I think of the Upanishad—upa, meaning “by” and ni-sad meaning “sit down”; “sitting down near”. Not its literal implication of sitting near the feet of the teacher, but its metaphorical life that might help us to imagine a kind pedagogy. “Beside”—like Deleuze’s rhizome is “beside”—might enable an imagination of kinship and kindness that other prepositions that drive pedagogy today (“beyond”, “behind”, “below”, and other prepositions where hierarchies are invisible) might not always be able to. To sit down near each other is to be annotated with the impress of community that moves to the rhythm of agreement and disagreement, as I imagine Socrates and Cephalus and Glaucon and others did in Plato’s Republic or Krishna and Arjuna did in the Gita.
This space, without a definite perimeter, without a fixed address, one as accommodative as the human heart or the semicolon, that allows for an unlimited number of attempts at climbing a tree for its mangoes, that might be the location of kindness. To be kind is to be like the earth that does not let us fall off its body, neither those who make mistakes nor those who don’t.
I am unwell. I lie in bed, watching the house move from one end to the other. Or that is how it seems to me as people move about—like molecules changing their position, producing energy. I hear them play, my nephew and niece, I hear the sound of their bats and balls and their disagreements. The pressure cooker whistles for attention, the calling bell rings, mustard seeds splutter—I imagine their prehistories and afterlives.

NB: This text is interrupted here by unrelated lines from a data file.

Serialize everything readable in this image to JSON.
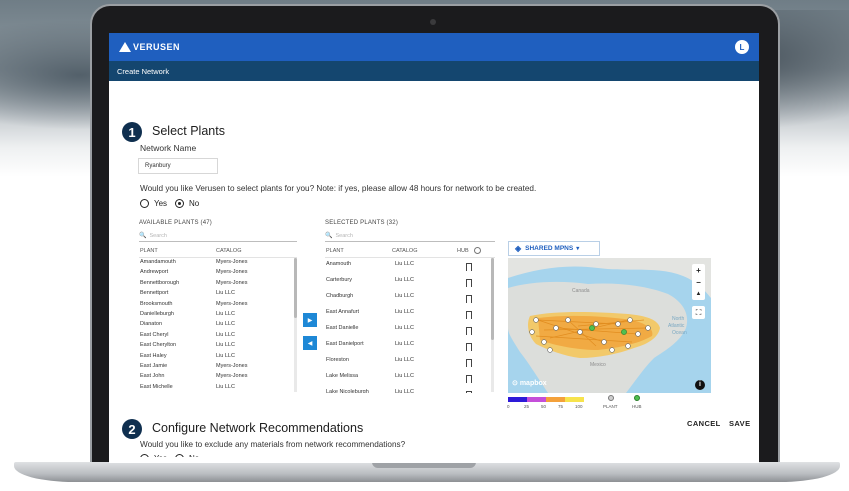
{
  "app": {
    "logo_text": "VERUSEN",
    "user_initial": "L",
    "page_title": "Create Network"
  },
  "step1": {
    "number": "1",
    "title": "Select Plants",
    "network_name_label": "Network Name",
    "network_name_value": "Ryanbury",
    "question": "Would you like Verusen to select plants for you? Note: if yes, please allow 48 hours for network to be created.",
    "options": [
      {
        "label": "Yes",
        "selected": false
      },
      {
        "label": "No",
        "selected": true
      }
    ]
  },
  "available": {
    "heading": "AVAILABLE PLANTS (47)",
    "search_placeholder": "Search",
    "col_plant": "PLANT",
    "col_catalog": "CATALOG",
    "rows": [
      [
        "Amandamouth",
        "Myers-Jones"
      ],
      [
        "Andrewport",
        "Myers-Jones"
      ],
      [
        "Bennettborough",
        "Myers-Jones"
      ],
      [
        "Bennettport",
        "Liu LLC"
      ],
      [
        "Brooksmouth",
        "Myers-Jones"
      ],
      [
        "Danielleburgh",
        "Liu LLC"
      ],
      [
        "Dianaton",
        "Liu LLC"
      ],
      [
        "East Cheryl",
        "Liu LLC"
      ],
      [
        "East Cherylton",
        "Liu LLC"
      ],
      [
        "East Haley",
        "Liu LLC"
      ],
      [
        "East Jamie",
        "Myers-Jones"
      ],
      [
        "East John",
        "Myers-Jones"
      ],
      [
        "East Michelle",
        "Liu LLC"
      ]
    ]
  },
  "selected": {
    "heading": "SELECTED PLANTS (32)",
    "search_placeholder": "Search",
    "col_plant": "PLANT",
    "col_catalog": "CATALOG",
    "col_hub": "HUB",
    "rows": [
      [
        "Anamouth",
        "Liu LLC"
      ],
      [
        "Carterbury",
        "Liu LLC"
      ],
      [
        "Chadburgh",
        "Liu LLC"
      ],
      [
        "East Annafurt",
        "Liu LLC"
      ],
      [
        "East Danielle",
        "Liu LLC"
      ],
      [
        "East Danielport",
        "Liu LLC"
      ],
      [
        "Floreston",
        "Liu LLC"
      ],
      [
        "Lake Melissa",
        "Liu LLC"
      ],
      [
        "Lake Nicoleburgh",
        "Liu LLC"
      ]
    ]
  },
  "map": {
    "shared_button": "SHARED MPNS",
    "zoom_in": "+",
    "zoom_out": "−",
    "compass": "▲",
    "fullscreen": "⛶",
    "attribution": "mapbox",
    "info": "i",
    "labels": {
      "canada": "Canada",
      "ocean": "North Atlantic Ocean",
      "mexico": "Mexico"
    },
    "legend_colors": [
      "#2d1ad8",
      "#c44fd9",
      "#f4a13a",
      "#f7e34c"
    ],
    "legend_ticks": [
      "0",
      "25",
      "50",
      "75",
      "100"
    ],
    "legend_plant": "PLANT",
    "legend_hub": "HUB"
  },
  "step2": {
    "number": "2",
    "title": "Configure Network Recommendations",
    "question": "Would you like to exclude any materials from network recommendations?",
    "options": [
      {
        "label": "Yes",
        "selected": true
      },
      {
        "label": "No",
        "selected": false
      }
    ]
  },
  "actions": {
    "cancel": "CANCEL",
    "save": "SAVE"
  }
}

My nephew comes into the room, blowing bubbles with his bubble-blowing stick. His sister, then two-and-a-half years old, chases the bubbles with her entire being. She calls out to me, asking for attention, not towards her, but for those bubbles rising and falling, always bursting. Suddenly she climbs on the bed urgently.
Her hands are cupped.
“Bubble,” she says, gifting me one.
The bubble has, of course, died in her palms, much before it could reach me.
We look at her hands, where the bubble was, imagining it. Then we look at each other—the giver and receiver of a bubble.
I remember my tears—the little girl’s kindness that makes her want to share an un-shareable thing like a bubble with someone who is weak and unwell and stationary.
Whether it is kindness that makes possible this imagination or the imagination that nudges kindness I do not know. What I do know is just this—the radical politics of such a kind imagination that believes that sharing a bubble is not impossible.